CNN argued that the pen register definition does not apply here because Plaintiff alleges tracking of the content of his communication.

However, the Court acknowledged there were further allegations regarding “fingerprinting” and “behavior profiling” which tracks and collects “as much personal and demographic information as possible.”

Again, there is a split authority on this issue of whether “fingerprinting” constitutes collecting content.

And the “Court [was] once again persuaded to follow the trend of other courts that have found that trackers collecting fingerprinting information or other similar data do not necessarily collect the ‘content’ of that information such that exclusion from CIPA’s purview is warranted.”

Interesting.

Exception

Lastly, CNN argues that even if the Court finds that Plaintiff stated a claim, CNN should be shielded from liability because “[a] provider of electronic or wire communication service may use a pen register … [t]o operate, maintain, and test a wire or electronic communication service.” Cal. Penal Code § 638.51 (emphasis added).

CNN contends that the news and information on its website is comprised of writing, images, sounds, data or intelligence of any nature and is transmitted by wire.
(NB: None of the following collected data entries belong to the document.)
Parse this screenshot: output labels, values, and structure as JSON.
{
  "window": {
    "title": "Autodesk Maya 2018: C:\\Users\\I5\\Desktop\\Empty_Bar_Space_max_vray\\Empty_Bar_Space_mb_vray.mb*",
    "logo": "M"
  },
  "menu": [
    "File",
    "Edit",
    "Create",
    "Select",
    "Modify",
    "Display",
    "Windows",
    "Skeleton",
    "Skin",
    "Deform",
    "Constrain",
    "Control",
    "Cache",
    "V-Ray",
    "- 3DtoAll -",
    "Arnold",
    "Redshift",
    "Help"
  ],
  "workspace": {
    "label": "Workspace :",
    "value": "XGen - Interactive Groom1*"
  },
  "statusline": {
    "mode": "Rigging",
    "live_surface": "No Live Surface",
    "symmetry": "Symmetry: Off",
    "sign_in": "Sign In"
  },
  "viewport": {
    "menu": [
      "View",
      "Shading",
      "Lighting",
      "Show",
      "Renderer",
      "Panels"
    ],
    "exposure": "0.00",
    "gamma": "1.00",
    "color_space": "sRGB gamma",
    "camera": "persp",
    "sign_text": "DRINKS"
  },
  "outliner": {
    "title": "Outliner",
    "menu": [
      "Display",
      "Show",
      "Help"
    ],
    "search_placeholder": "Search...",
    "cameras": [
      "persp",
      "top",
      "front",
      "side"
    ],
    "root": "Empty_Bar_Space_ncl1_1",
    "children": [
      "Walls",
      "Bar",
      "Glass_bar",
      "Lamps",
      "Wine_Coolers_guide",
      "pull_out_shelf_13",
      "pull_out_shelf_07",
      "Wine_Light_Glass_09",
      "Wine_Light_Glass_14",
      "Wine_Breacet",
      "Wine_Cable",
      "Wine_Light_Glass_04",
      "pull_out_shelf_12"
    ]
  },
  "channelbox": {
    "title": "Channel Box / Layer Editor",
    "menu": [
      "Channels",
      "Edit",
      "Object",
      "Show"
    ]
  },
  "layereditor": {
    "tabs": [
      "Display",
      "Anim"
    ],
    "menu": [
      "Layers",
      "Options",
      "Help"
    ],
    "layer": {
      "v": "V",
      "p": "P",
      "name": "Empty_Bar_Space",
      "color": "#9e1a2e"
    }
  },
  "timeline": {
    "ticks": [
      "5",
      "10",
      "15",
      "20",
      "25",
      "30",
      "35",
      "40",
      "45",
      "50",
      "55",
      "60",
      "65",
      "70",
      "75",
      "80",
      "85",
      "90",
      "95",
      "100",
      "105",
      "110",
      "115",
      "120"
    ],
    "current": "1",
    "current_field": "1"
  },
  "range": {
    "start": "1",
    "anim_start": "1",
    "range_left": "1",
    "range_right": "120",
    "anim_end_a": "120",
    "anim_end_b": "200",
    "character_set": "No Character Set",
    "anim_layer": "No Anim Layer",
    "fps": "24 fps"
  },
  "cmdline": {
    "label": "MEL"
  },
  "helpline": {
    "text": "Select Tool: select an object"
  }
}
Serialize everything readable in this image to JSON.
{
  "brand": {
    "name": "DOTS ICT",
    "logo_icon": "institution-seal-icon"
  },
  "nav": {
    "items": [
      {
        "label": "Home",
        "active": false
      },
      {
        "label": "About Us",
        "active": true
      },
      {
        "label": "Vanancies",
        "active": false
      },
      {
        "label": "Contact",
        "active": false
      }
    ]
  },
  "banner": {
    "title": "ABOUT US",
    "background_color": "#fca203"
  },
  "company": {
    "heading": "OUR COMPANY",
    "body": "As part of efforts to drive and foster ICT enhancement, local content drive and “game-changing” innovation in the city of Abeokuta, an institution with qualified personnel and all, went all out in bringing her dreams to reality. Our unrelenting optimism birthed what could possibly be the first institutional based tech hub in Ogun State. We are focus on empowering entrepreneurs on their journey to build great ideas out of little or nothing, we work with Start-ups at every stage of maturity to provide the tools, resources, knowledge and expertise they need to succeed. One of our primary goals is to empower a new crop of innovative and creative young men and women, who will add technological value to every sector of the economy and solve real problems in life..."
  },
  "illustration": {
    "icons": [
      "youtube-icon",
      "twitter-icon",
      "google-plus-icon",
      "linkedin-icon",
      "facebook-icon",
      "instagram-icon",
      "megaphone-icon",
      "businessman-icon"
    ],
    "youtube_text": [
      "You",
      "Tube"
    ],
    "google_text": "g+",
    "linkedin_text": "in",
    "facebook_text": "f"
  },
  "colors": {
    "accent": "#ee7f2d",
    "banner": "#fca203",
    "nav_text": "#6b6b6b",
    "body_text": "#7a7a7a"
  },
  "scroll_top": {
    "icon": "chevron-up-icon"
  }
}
And the exception applies because CNN “requires the allegedly collected information” – including the “related device and browser metadata” – “to properly operate and load” the Website.

But here’s the problem: the Court found this question raises factual issues not suitable to be resolved on a motion to dismiss.

So the Court denied CNN’s motion to dismiss on all three grounds and this case will push forward.

To note, courts are increasingly willing to permit CIPA tracker cases proceed past the pleading stage when plaintiffs allege identity-level tracking and monetization.